Nevertheless, uniting three untrustworthy agents from three different agencies is a worthy foundation, and The Cartel tries to make good on it by giving each of the three playable characters a unique point of view. The plot, in which this mismatched team attempts to disrupt a web of drug trafficking, is the same regardless of which character you play. But each character has a personal agenda. You and your companions receive phone calls from contacts, filling in story gaps and urging you to perform secret missions. When you play online with another player or two filling in for the AI, this narrative device adds an intriguing dimension that nicely parallels the escalating distrust among the team. When a teammate receives a call, you hear only his side of the conversation. And the cryptic one-sided dialogue means that you experience that distrust along with your character.
The theme of distrust carries over into those secret missions themselves. Secret missions may involve nabbing a cell phone or destroying a vehicle, and each level contains hidden objects that you, and only you, can collect. Your companions, meanwhile, have different duties to accomplish and different items to nab.

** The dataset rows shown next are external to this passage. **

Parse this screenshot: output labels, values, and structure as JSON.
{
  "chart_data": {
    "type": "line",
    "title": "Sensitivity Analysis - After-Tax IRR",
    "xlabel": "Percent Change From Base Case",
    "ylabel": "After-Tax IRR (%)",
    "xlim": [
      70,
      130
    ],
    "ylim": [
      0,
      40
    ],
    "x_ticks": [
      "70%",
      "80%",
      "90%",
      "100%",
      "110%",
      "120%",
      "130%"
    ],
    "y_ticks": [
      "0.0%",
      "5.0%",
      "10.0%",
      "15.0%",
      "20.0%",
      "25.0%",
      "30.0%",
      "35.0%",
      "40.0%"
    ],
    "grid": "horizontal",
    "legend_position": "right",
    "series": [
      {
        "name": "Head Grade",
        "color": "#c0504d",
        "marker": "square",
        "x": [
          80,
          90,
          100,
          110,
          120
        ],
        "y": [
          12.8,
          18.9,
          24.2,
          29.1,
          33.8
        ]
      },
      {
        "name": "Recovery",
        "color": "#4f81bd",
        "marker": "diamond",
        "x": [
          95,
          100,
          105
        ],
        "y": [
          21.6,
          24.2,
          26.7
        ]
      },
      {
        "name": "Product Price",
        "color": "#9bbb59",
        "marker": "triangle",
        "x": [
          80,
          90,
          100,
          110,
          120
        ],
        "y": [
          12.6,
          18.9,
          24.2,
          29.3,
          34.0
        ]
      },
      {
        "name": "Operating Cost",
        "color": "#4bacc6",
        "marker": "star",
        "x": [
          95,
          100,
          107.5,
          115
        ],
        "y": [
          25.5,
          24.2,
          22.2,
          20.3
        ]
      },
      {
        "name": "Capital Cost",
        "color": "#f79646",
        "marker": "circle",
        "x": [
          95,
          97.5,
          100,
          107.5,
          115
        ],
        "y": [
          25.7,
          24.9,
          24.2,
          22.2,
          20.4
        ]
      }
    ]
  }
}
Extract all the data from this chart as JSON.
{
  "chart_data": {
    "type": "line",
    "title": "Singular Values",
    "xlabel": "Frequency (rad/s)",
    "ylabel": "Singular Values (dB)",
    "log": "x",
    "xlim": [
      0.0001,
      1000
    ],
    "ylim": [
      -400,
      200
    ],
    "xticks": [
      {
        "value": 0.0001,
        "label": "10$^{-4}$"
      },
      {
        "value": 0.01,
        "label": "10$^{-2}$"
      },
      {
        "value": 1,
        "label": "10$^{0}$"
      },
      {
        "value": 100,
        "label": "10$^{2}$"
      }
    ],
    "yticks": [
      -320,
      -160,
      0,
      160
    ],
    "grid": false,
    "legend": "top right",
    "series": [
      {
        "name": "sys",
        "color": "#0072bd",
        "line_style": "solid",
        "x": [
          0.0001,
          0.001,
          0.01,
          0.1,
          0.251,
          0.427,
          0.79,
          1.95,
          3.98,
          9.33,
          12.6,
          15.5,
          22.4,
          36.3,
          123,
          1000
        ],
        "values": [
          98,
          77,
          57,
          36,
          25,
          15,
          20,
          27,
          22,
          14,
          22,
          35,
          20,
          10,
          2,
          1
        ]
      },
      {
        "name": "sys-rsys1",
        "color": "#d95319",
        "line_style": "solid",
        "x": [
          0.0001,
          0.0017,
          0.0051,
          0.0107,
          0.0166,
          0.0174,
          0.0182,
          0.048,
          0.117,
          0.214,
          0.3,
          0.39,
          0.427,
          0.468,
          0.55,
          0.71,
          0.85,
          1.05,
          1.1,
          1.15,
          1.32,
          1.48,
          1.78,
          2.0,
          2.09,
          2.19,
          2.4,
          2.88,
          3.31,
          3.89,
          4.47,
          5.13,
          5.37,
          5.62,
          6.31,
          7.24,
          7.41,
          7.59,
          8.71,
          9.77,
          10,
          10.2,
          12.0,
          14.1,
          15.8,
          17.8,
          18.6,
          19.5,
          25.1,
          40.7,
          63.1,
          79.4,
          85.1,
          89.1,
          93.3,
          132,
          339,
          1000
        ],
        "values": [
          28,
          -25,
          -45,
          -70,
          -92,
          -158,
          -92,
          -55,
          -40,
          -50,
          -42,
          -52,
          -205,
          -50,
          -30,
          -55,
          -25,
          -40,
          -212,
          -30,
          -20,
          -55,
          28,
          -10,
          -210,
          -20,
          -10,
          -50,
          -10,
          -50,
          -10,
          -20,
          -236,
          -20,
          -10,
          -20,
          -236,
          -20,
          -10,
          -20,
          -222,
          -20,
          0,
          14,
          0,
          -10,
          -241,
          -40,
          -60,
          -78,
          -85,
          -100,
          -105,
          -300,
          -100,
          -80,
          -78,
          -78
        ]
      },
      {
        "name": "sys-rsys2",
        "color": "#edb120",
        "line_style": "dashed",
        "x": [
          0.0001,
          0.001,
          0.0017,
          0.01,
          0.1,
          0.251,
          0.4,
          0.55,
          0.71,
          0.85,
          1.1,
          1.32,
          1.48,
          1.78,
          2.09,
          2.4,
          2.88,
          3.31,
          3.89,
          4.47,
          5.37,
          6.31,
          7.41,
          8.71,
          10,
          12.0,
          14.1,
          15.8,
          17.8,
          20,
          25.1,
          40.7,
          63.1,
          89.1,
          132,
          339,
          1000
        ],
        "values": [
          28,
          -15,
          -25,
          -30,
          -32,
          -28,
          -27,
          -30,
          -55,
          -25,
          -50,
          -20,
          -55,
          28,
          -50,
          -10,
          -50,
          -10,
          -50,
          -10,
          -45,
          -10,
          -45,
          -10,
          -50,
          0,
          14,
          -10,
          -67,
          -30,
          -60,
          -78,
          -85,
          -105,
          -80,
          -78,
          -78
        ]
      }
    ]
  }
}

The trick, however, is not getting caught. Should you thieve an item in eyeshot of a comrade, you don't get credit for taking it, though your buddy gets credit for catching you. Successfully accomplishing a task earns you experience, as does spotting a double-crossing partner. And earning experience helps you gain levels, which in turn gives you access to better guns at the start of each chapter. What a neat idea this is--not just because it cleverly links the story to the gameplay, but also because it gives cooperative play a competitive twist.
But like most of The Cartel's appealing concepts, secret missions suffer from glitches and other execution errors. Updates come in the form of text messages and phone calls, at which point your pace slows and you must listen to the message or read the text. You might receive an update in the middle of one of the game's clumsy fistfights, or during a high-speed car chase. You can't hang up of your own accord; all you can do is hope your foe doesn't pummel you while you stupidly hold your phone up as if nothing unusual is going on. Furthermore, some objectives can't be completed. A secret object may never appear where the waypoint leads, or you may not earn proper credit for rescuing a prisoner. You might receive a button prompt to interact with an invisible object that another character is meant to interact with. And if you play alone, with the AI controlling your two companions, you miss out on much of the uniqueness. That's because while AI companions can interrupt your attempted thefts, they never perform their own secret acts, and so you are always the spied-upon, but never a spy.